Die nächste Phase des IVF-Verfahrens ist die Aufnahme gereifter Eizellen. Unter der Kontrolle von Ultraschall wird der genaue Zeitpunkt des Eisprungs festgelegt. Um den gewünschten Zeitraum zu bestimmen, führt die zukünftige Mutter selbst spezielle Tests durch oder überprüft die Basaltemperatur. Wenn die Größe der Follikel 16-20 mm erreicht, führt der Arzt eine Punktion durch und entnimmt das reife Ei. Eine Vorrichtung mit einer Nadel wird transvaginal (durch die Vagina)  injiziert, um die Follikelflüssigkeit abzusaugen.Nach der Probenahme wird die Flüssigkeit unter einem Mikroskop untersucht, um Eier (Oocyten) zu detektieren. Dieser Prozess wird in der Regel unter Vollnarkose durchgeführt.

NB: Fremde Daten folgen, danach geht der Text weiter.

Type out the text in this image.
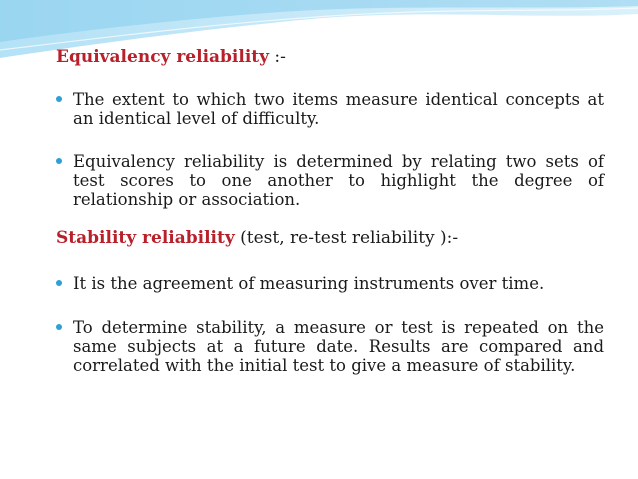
Equivalency reliability :-

The extent to which two items measure identical concepts at an identical level of difficulty.

Equivalency reliability is determined by relating two sets of test scores to one another to highlight the degree of relationship or association.

Stability reliability (test, re-test reliability ):-

It is the agreement of measuring instruments over time.

To determine stability, a measure or test is repeated on the same subjects at a future date. Results are compared and correlated with the initial test to give a measure of stability.
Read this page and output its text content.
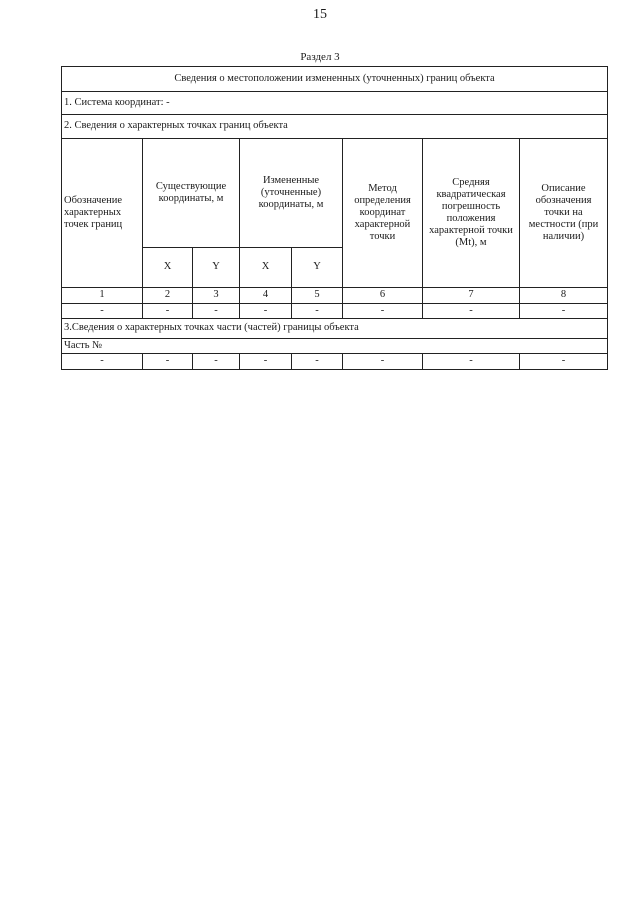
15
Раздел 3
Сведения о местоположении измененных (уточненных) границ объекта							
1. Система координат: -							
2. Сведения о характерных точках границ объекта							
Обозначение характерных точек границ	Существующие координаты, м		Измененные (уточненные) координаты, м		Метод определения координат характерной точки	Средняя квадратическая погрешность положения характерной точки (Mt), м	Описание обозначения точки на местности (при наличии)
	X	Y	X	Y			
1	2	3	4	5	6	7	8
-	-	-	-	-	-	-	-
3.Сведения о характерных точках части (частей) границы объекта							
Часть №							
-	-	-	-	-	-	-	-
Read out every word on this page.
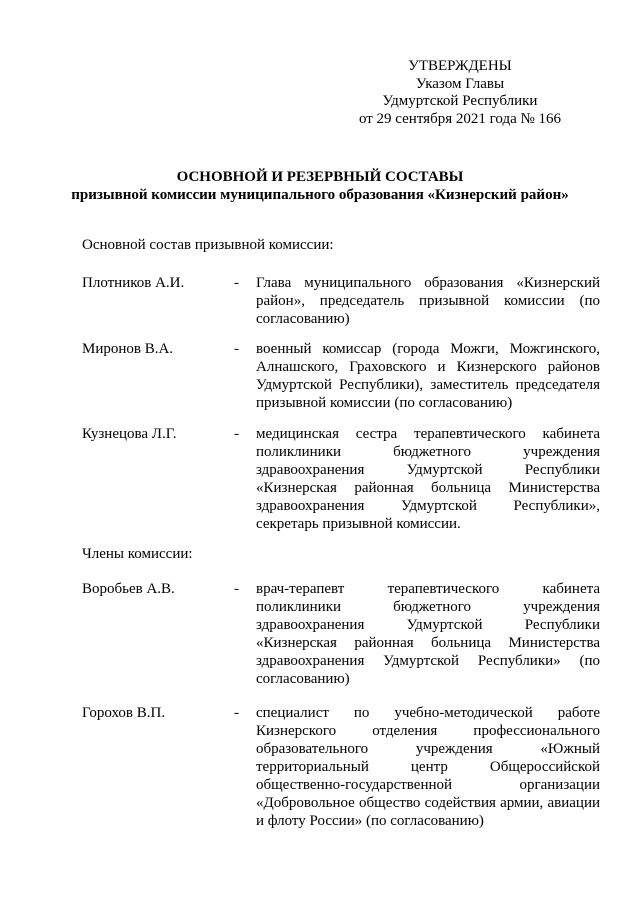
УТВЕРЖДЕНЫ
Указом Главы
Удмуртской Республики
от 29 сентября 2021 года № 166
ОСНОВНОЙ И РЕЗЕРВНЫЙ СОСТАВЫ
призывной комиссии муниципального образования «Кизнерский район»
Основной состав призывной комиссии:
Плотников А.И.	- Глава муниципального образования «Кизнерский район», председатель призывной комиссии (по согласованию)
Миронов В.А.	- военный комиссар (города Можги, Можгинского, Алнашского, Граховского и Кизнерского районов Удмуртской Республики), заместитель председателя призывной комиссии (по согласованию)
Кузнецова Л.Г.	- медицинская сестра терапевтического кабинета поликлиники бюджетного учреждения здравоохранения Удмуртской Республики «Кизнерская районная больница Министерства здравоохранения Удмуртской Республики», секретарь призывной комиссии.
Члены комиссии:
Воробьев А.В.	- врач-терапевт терапевтического кабинета поликлиники бюджетного учреждения здравоохранения Удмуртской Республики «Кизнерская районная больница Министерства здравоохранения Удмуртской Республики» (по согласованию)
Горохов В.П.	- специалист по учебно-методической работе Кизнерского отделения профессионального образовательного учреждения «Южный территориальный центр Общероссийской общественно-государственной организации «Добровольное общество содействия армии, авиации и флоту России» (по согласованию)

Im nächsten Schritt nach einer speziellen Behandlung werden die Eizellen in Petrischalen platziert, die dem natürlichen Kulturmedium am nächsten kommen. Hier wird die Eizelle einige Tage bis zu einem gewissen Grad reifen. Für weitere IVF-Verfahren wird Sperma benötigt. Die Spermaprobe wird nach der Oozytenpunktion oder im Voraus durchgeführt. Um das vorgesammelte Sperma in einem produktiven Zustand zu erhalten, wird es eingefroren. Wenn der Gesundheitszustand des Mannes es zulässt, wird das Sperma auf natürliche Weise aufgenommen (unterbrochener Geschlechtsverkehr oder Masturbation). In Fällen, in denen die Ejakulation aus irgendeinem Grund schwierig oder unmöglich ist, wird die Samenzellensammlung chirurgisch durchgeführt, wobei die Nebenhoden- oder Hodenbiopsie aspiriert wird. Als nächstes wird der Samen aus der Samenflüssigkeit gereinigt. Für den Fall, dass es aus irgendeinem Grund nicht möglich ist, das Sperma des Partners zu verwenden, wird das Sperma eines Spenders, bei Zustimmung beider zukünftigen Eltern verwendet. Das Spendermaterial durchläuft eine Quarantäne, wobei der Samen bis zum Ende der wiederholten Untersuchung des Spenders und der vollständigen Beseitigung von Infektionskrankheiten für sechs Monate im Labor gelagert wird.

Nach erfolgreicher Probenahme von weiblichen und männlichen Geschlechtszellen wird der Befruchtungsprozess des Eies mit dem Sperma durchgeführt. Für eine erfolgreiche Manipulation werden nur qualitativ hochwertige und reife Gameten ausgewählt. Wenn die Spermatozoen ausreichend aktiv und lebensfähig sind, um die Eizelle allein zu erreichen, wird eine In-vitro- oder In-vitro-Fertilisation verwendet. Zu diesem Zweck werden pro Ei 50 bis 200 Tausend Spermatozoen entnommen. Dieses Verhältnis garantiert die Aussaat innerhalb von zwei bis drei Stunde

Nach erfolgreicher Befruchtung wird die Zygote in den Inkubator gelegt, wo sie 3-5 Tage lang von Embryologen beobachtet wird. Zu dieser Zeit kontrollieren Spezialisten den Teilungsprozess und nach einer gewissen Zeit werden die qualitativ hochwertigsten und lebensfähigsten Embryonen ausgewählt. Das IVF-Verfahren wird vervollständigt, indem ein befruchtetes Ei in die Gebärmutterhöhle gelegt wird. Der Embryo wird mittels eines speziellen elastischen Katheters in die Gebärmutterhöhle befördert. Die Operation wird ohne Anästhesie durchgeführt. Um die Überlebenswahrscheinlichkeit zu erhöhen, werden gleichzeitig 2-3 Embryonen eingepflanzt.

Es sollte daran erinnert werden, dass nur bei genauer Einhaltung aller Empfehlungen des Reproduktionsarztes und der Durchführung von Verschreibungen, die In-vitro-Fertilisation zu einer erfolgreichen Schwangerschaft und der Geburt eines gesunden Babys führt.